Owners may withhold payment in certain circumstances, however, strict adherence to statutory requirements must be followed.  It is common for owners to withhold a retention amount from each payment which is due the prime contractor.  While in many jurisdictions this amount may vary, Nevada has limited the retention amount to a maximum of 5% of the payment to be made.  Any provision to the contrary is void under Nevada law.

Owners may also withhold payment for any work which has not yet been completed, unless the contract calls for such payment to be made.  Additionally, owners may withhold payment for costs and expenses reasonably necessary to correct or repair any work which is the subject of the request for payment and which is not materially in compliance with the agreement to the extent that such costs and expenses exceed 50 percent of the retention amount withheld.  As seen, tracking the amount retention held is important as Nevada law seeks to avoid any “over withholding”.  Payment may likewise be conditioned upon the receipt of releases issued by downstream subcontractors and/or suppliers.  The releases forms which should be used are set forth in related Nevada statutes and it is recommended that the statutory forms be used.

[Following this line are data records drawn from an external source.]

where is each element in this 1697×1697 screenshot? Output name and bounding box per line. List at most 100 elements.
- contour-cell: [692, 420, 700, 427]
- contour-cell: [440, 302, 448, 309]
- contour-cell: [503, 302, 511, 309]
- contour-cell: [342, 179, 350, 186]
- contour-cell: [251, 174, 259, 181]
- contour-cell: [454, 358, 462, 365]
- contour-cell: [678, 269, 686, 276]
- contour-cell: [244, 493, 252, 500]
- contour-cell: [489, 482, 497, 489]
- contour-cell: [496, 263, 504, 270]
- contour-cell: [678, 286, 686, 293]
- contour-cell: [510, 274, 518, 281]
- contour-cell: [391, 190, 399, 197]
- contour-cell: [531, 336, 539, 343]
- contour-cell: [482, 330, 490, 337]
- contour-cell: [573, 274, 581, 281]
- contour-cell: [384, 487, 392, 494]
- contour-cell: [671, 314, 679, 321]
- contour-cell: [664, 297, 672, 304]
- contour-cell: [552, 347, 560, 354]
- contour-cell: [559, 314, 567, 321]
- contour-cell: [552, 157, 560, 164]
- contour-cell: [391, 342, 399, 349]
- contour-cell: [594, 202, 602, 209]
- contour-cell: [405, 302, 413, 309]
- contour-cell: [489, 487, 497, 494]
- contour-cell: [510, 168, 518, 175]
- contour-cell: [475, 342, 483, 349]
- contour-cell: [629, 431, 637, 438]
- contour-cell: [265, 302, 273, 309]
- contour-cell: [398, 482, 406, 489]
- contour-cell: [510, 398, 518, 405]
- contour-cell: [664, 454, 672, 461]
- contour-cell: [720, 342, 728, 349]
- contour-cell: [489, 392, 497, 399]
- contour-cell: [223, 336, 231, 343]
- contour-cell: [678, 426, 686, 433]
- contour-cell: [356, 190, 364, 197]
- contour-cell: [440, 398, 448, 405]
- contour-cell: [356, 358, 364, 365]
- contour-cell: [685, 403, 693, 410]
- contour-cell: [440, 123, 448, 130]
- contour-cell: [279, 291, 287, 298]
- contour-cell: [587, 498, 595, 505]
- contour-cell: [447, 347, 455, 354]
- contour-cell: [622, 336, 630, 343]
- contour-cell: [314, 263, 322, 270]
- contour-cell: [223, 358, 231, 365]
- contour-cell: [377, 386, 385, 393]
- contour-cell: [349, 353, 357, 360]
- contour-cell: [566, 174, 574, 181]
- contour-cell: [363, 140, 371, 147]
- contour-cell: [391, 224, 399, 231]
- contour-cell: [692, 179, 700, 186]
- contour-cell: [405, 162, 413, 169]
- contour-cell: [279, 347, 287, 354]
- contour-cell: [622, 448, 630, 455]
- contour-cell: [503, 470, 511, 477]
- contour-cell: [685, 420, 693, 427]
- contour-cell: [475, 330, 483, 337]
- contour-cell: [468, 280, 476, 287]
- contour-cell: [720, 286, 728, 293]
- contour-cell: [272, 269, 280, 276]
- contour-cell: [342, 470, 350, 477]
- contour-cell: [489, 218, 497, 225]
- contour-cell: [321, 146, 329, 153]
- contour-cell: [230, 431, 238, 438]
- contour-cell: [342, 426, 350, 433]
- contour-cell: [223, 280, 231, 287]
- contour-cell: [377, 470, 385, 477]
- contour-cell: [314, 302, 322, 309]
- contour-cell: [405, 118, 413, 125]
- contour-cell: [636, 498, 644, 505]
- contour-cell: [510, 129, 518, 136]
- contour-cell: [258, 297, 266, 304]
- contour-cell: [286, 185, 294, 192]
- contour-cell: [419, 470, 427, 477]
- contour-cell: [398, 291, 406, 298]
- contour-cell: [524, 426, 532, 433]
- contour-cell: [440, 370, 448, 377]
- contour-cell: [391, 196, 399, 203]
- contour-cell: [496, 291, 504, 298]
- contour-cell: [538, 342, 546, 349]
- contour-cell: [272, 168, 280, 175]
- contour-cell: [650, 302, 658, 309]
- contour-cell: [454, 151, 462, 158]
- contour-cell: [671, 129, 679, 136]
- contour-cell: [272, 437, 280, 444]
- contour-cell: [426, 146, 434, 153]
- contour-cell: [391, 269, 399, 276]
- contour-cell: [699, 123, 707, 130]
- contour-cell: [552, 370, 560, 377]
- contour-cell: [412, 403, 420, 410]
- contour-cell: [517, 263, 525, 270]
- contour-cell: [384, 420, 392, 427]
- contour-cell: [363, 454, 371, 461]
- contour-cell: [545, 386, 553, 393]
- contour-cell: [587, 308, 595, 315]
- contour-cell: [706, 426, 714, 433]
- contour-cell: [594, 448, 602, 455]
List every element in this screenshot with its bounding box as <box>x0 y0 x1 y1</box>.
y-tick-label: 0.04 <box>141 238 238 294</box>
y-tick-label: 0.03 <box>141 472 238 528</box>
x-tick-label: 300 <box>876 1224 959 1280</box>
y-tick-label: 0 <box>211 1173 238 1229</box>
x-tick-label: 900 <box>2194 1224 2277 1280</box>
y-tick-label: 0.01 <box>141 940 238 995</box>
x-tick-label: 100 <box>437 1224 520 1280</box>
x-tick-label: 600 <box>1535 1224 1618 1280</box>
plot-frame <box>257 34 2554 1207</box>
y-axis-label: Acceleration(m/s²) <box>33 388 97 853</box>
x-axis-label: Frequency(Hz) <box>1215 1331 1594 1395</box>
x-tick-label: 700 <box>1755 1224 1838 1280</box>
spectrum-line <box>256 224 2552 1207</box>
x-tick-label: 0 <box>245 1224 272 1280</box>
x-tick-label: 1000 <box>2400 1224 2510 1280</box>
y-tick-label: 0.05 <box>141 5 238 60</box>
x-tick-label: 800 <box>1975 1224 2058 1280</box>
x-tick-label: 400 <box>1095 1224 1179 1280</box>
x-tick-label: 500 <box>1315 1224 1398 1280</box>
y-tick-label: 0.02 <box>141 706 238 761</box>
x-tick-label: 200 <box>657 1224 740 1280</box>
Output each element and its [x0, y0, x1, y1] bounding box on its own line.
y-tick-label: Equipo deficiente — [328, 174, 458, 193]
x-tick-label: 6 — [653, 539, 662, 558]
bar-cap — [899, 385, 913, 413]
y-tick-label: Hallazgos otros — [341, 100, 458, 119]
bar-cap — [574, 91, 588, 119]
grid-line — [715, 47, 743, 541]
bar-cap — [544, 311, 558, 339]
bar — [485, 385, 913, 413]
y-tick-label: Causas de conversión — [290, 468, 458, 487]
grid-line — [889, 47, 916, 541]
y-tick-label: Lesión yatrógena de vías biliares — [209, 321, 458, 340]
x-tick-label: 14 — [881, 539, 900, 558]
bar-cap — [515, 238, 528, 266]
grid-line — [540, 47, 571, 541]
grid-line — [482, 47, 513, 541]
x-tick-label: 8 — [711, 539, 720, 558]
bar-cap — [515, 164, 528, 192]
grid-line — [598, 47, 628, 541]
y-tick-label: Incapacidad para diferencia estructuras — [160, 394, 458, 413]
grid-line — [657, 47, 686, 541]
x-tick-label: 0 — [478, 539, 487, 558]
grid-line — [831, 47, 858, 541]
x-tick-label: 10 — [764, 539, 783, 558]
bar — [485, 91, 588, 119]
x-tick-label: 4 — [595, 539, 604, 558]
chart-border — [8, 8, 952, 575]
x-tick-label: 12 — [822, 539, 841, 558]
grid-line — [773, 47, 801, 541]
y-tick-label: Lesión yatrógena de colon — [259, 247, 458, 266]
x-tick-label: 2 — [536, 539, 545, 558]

Additionally protections are also afforded contractors with regard to the type of notice which must be provided prior to payment being withheld.  Prior to withholding payment an owner must provide a written notice of its intent to withhold payment.  The notice must be:  1) written; 2) be provided on or before the date payment is due; 3) give a reasonably detailed explanation of the condition or the reason the owner will withhold payment , including, without limitation, a specific reference to the provision or section of the agreement, and any documents relating thereto, and the applicable building code, law or regulation with which the prime contractor has failed to comply; and, 4) must be signed by an authorized agent.

As noted, the amount of money subject to withholding is limited.  This has been done to avoid the the practice of withholding all money from a contractor when only a portion of the work is in dispute.  While the law concerning payments has been in force for a number of years, oftentimes owners and contractors are not aware of their rights and obligations, therefore it is critical make every effort to be aware of these important provisions.